The recent development of perovskite-based solar cells have shown a remarkably fast increase in power conversion efficiency making them a promising low-cost alternative to conventional cells. The most successful class of materials however, the lead-halide perovskites, are held back due to toxicity and stability issues significantly limiting their use. Because of this, the investigation of new, lead-free, light-absorber materials as a replacement is an important step towards improved solar cells. The focus of this licentiate thesis is the study of bismuth-based materials and their photovoltaic properties through electronic structure calculations.
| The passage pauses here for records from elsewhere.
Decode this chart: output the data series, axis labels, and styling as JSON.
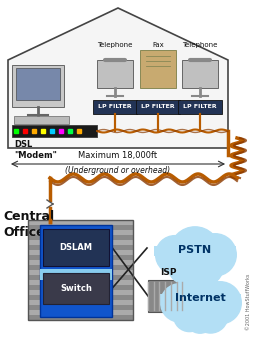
{
  "copyright": "©2001 HowStuffWorks",
  "background_color": "#ffffff",
  "labels": {
    "telephone1": "Telephone",
    "fax": "Fax",
    "telephone2": "Telephone",
    "lp_filter": "LP FILTER",
    "dsl_modem": "DSL\n\"Modem\"",
    "max_distance": "Maximum 18,000ft",
    "underground": "(Underground or overhead)",
    "central_office": "Central\nOffice",
    "switch": "Switch",
    "dslam": "DSLAM",
    "isp": "ISP",
    "pstn": "PSTN",
    "internet": "Internet"
  },
  "wire_color": "#b85c00",
  "arrow_color": "#333333",
  "cloud_color": "#b3dff5",
  "cloud_edge": "#5599cc",
  "filter_color": "#223355",
  "filter_text_color": "#ffffff",
  "label_fontsize": 7,
  "small_fontsize": 5.5,
  "tiny_fontsize": 4.5
}
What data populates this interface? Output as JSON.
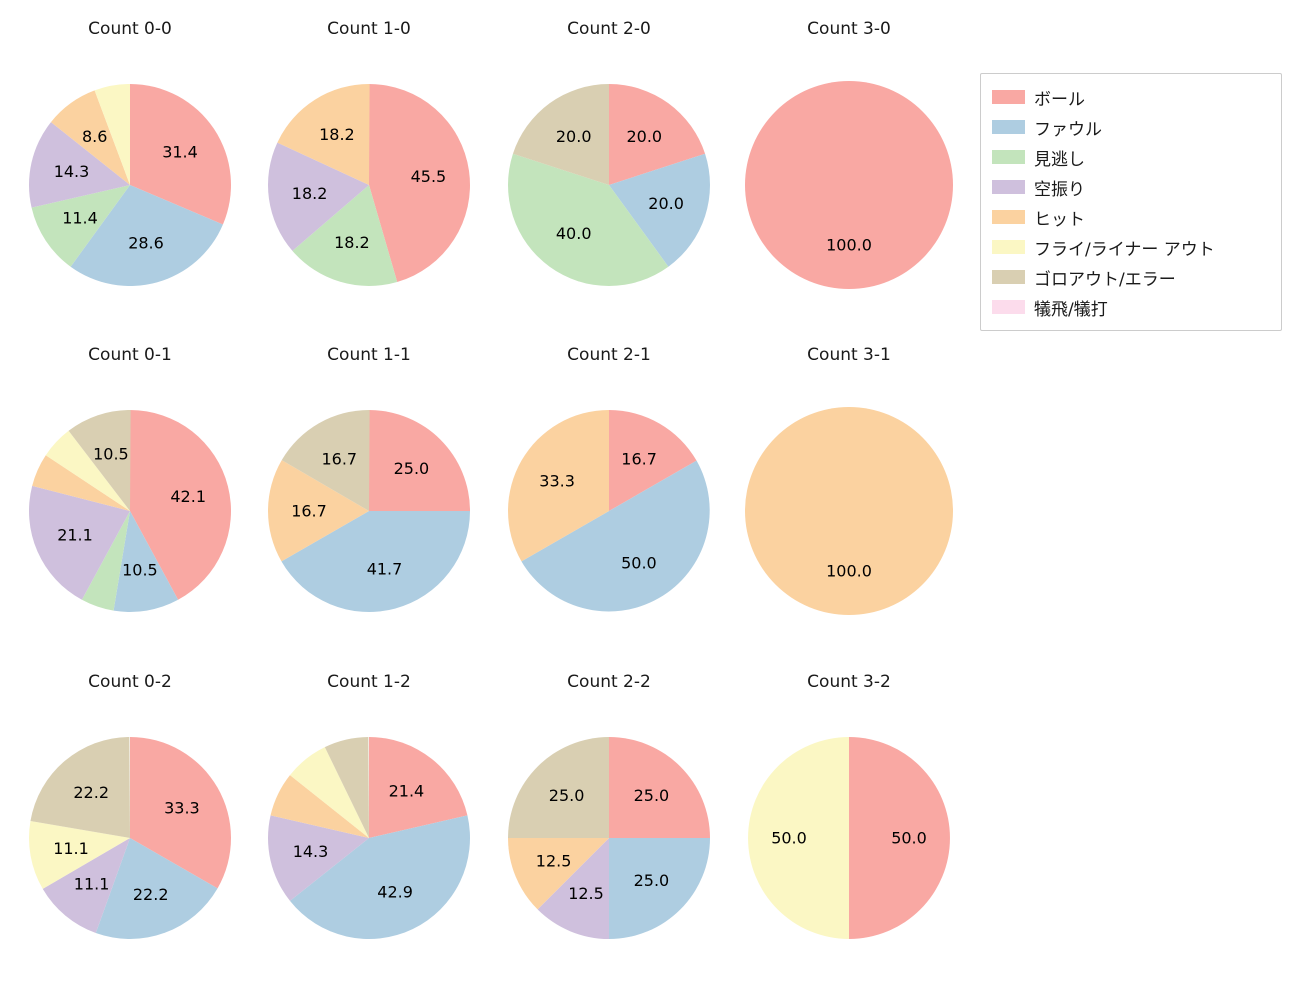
{
  "figure": {
    "background": "#ffffff"
  },
  "legend": {
    "items": [
      {
        "key": "ball",
        "label": "ボール",
        "color": "#f9a8a3"
      },
      {
        "key": "foul",
        "label": "ファウル",
        "color": "#aecde1"
      },
      {
        "key": "called-strike",
        "label": "見逃し",
        "color": "#c3e4bc"
      },
      {
        "key": "swinging-strike",
        "label": "空振り",
        "color": "#cfc0dd"
      },
      {
        "key": "hit",
        "label": "ヒット",
        "color": "#fbd2a0"
      },
      {
        "key": "fly-liner-out",
        "label": "フライ/ライナー アウト",
        "color": "#fbf7c4"
      },
      {
        "key": "groundout-error",
        "label": "ゴロアウト/エラー",
        "color": "#d9cfb2"
      },
      {
        "key": "sacrifice",
        "label": "犠飛/犠打",
        "color": "#fcdcec"
      }
    ]
  },
  "chart_data": [
    {
      "type": "pie",
      "title": "Count 0-0",
      "start_angle": 90,
      "direction": "clockwise",
      "unit": "percent",
      "slices": [
        {
          "key": "ball",
          "value": 31.4,
          "label": "31.4"
        },
        {
          "key": "foul",
          "value": 28.6,
          "label": "28.6"
        },
        {
          "key": "called-strike",
          "value": 11.4,
          "label": "11.4"
        },
        {
          "key": "swinging-strike",
          "value": 14.3,
          "label": "14.3"
        },
        {
          "key": "hit",
          "value": 8.6,
          "label": "8.6"
        },
        {
          "key": "fly-liner-out",
          "value": 5.7,
          "label": ""
        }
      ]
    },
    {
      "type": "pie",
      "title": "Count 1-0",
      "start_angle": 90,
      "direction": "clockwise",
      "unit": "percent",
      "slices": [
        {
          "key": "ball",
          "value": 45.5,
          "label": "45.5"
        },
        {
          "key": "called-strike",
          "value": 18.2,
          "label": "18.2"
        },
        {
          "key": "swinging-strike",
          "value": 18.2,
          "label": "18.2"
        },
        {
          "key": "hit",
          "value": 18.2,
          "label": "18.2"
        }
      ]
    },
    {
      "type": "pie",
      "title": "Count 2-0",
      "start_angle": 90,
      "direction": "clockwise",
      "unit": "percent",
      "slices": [
        {
          "key": "ball",
          "value": 20.0,
          "label": "20.0"
        },
        {
          "key": "foul",
          "value": 20.0,
          "label": "20.0"
        },
        {
          "key": "called-strike",
          "value": 40.0,
          "label": "40.0"
        },
        {
          "key": "groundout-error",
          "value": 20.0,
          "label": "20.0"
        }
      ]
    },
    {
      "type": "pie",
      "title": "Count 3-0",
      "start_angle": 90,
      "direction": "clockwise",
      "unit": "percent",
      "slices": [
        {
          "key": "ball",
          "value": 100.0,
          "label": "100.0"
        }
      ]
    },
    {
      "type": "pie",
      "title": "Count 0-1",
      "start_angle": 90,
      "direction": "clockwise",
      "unit": "percent",
      "slices": [
        {
          "key": "ball",
          "value": 42.1,
          "label": "42.1"
        },
        {
          "key": "foul",
          "value": 10.5,
          "label": "10.5"
        },
        {
          "key": "called-strike",
          "value": 5.3,
          "label": ""
        },
        {
          "key": "swinging-strike",
          "value": 21.1,
          "label": "21.1"
        },
        {
          "key": "hit",
          "value": 5.3,
          "label": ""
        },
        {
          "key": "fly-liner-out",
          "value": 5.3,
          "label": ""
        },
        {
          "key": "groundout-error",
          "value": 10.5,
          "label": "10.5"
        }
      ]
    },
    {
      "type": "pie",
      "title": "Count 1-1",
      "start_angle": 90,
      "direction": "clockwise",
      "unit": "percent",
      "slices": [
        {
          "key": "ball",
          "value": 25.0,
          "label": "25.0"
        },
        {
          "key": "foul",
          "value": 41.7,
          "label": "41.7"
        },
        {
          "key": "hit",
          "value": 16.7,
          "label": "16.7"
        },
        {
          "key": "groundout-error",
          "value": 16.7,
          "label": "16.7"
        }
      ]
    },
    {
      "type": "pie",
      "title": "Count 2-1",
      "start_angle": 90,
      "direction": "clockwise",
      "unit": "percent",
      "slices": [
        {
          "key": "ball",
          "value": 16.7,
          "label": "16.7"
        },
        {
          "key": "foul",
          "value": 50.0,
          "label": "50.0"
        },
        {
          "key": "hit",
          "value": 33.3,
          "label": "33.3"
        }
      ]
    },
    {
      "type": "pie",
      "title": "Count 3-1",
      "start_angle": 90,
      "direction": "clockwise",
      "unit": "percent",
      "slices": [
        {
          "key": "hit",
          "value": 100.0,
          "label": "100.0"
        }
      ]
    },
    {
      "type": "pie",
      "title": "Count 0-2",
      "start_angle": 90,
      "direction": "clockwise",
      "unit": "percent",
      "slices": [
        {
          "key": "ball",
          "value": 33.3,
          "label": "33.3"
        },
        {
          "key": "foul",
          "value": 22.2,
          "label": "22.2"
        },
        {
          "key": "swinging-strike",
          "value": 11.1,
          "label": "11.1"
        },
        {
          "key": "fly-liner-out",
          "value": 11.1,
          "label": "11.1"
        },
        {
          "key": "groundout-error",
          "value": 22.2,
          "label": "22.2"
        }
      ]
    },
    {
      "type": "pie",
      "title": "Count 1-2",
      "start_angle": 90,
      "direction": "clockwise",
      "unit": "percent",
      "slices": [
        {
          "key": "ball",
          "value": 21.4,
          "label": "21.4"
        },
        {
          "key": "foul",
          "value": 42.9,
          "label": "42.9"
        },
        {
          "key": "swinging-strike",
          "value": 14.3,
          "label": "14.3"
        },
        {
          "key": "hit",
          "value": 7.1,
          "label": ""
        },
        {
          "key": "fly-liner-out",
          "value": 7.1,
          "label": ""
        },
        {
          "key": "groundout-error",
          "value": 7.1,
          "label": ""
        }
      ]
    },
    {
      "type": "pie",
      "title": "Count 2-2",
      "start_angle": 90,
      "direction": "clockwise",
      "unit": "percent",
      "slices": [
        {
          "key": "ball",
          "value": 25.0,
          "label": "25.0"
        },
        {
          "key": "foul",
          "value": 25.0,
          "label": "25.0"
        },
        {
          "key": "swinging-strike",
          "value": 12.5,
          "label": "12.5"
        },
        {
          "key": "hit",
          "value": 12.5,
          "label": "12.5"
        },
        {
          "key": "groundout-error",
          "value": 25.0,
          "label": "25.0"
        }
      ]
    },
    {
      "type": "pie",
      "title": "Count 3-2",
      "start_angle": 90,
      "direction": "clockwise",
      "unit": "percent",
      "slices": [
        {
          "key": "ball",
          "value": 50.0,
          "label": "50.0"
        },
        {
          "key": "fly-liner-out",
          "value": 50.0,
          "label": "50.0"
        }
      ]
    }
  ]
}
Specifically, the cubic-phase AgBi2I7 under gradual substitution of either bromine or antimony is investigated using density functional theory under periodic boundary conditions.
This enables calculations of the system's energy levels and band structure. Furthermore, the energy variance of the employed model of the system is sampled with respect to its level of ion disorder to obtain a better understanding of the distribution of ions within the crystal. The materials are found to have good optical properties but comparatively low efficiencies. The introduced substitutions allow fine-tuning of the system's band gap and is shown to increase the overall performance of the solar cells. In addition, spin-orbit coupling effects are
demonstrated to be important when treating these bismuth-based systems. The crystal structure is found to have a significant preference for separating its silver ions and cation vacancies.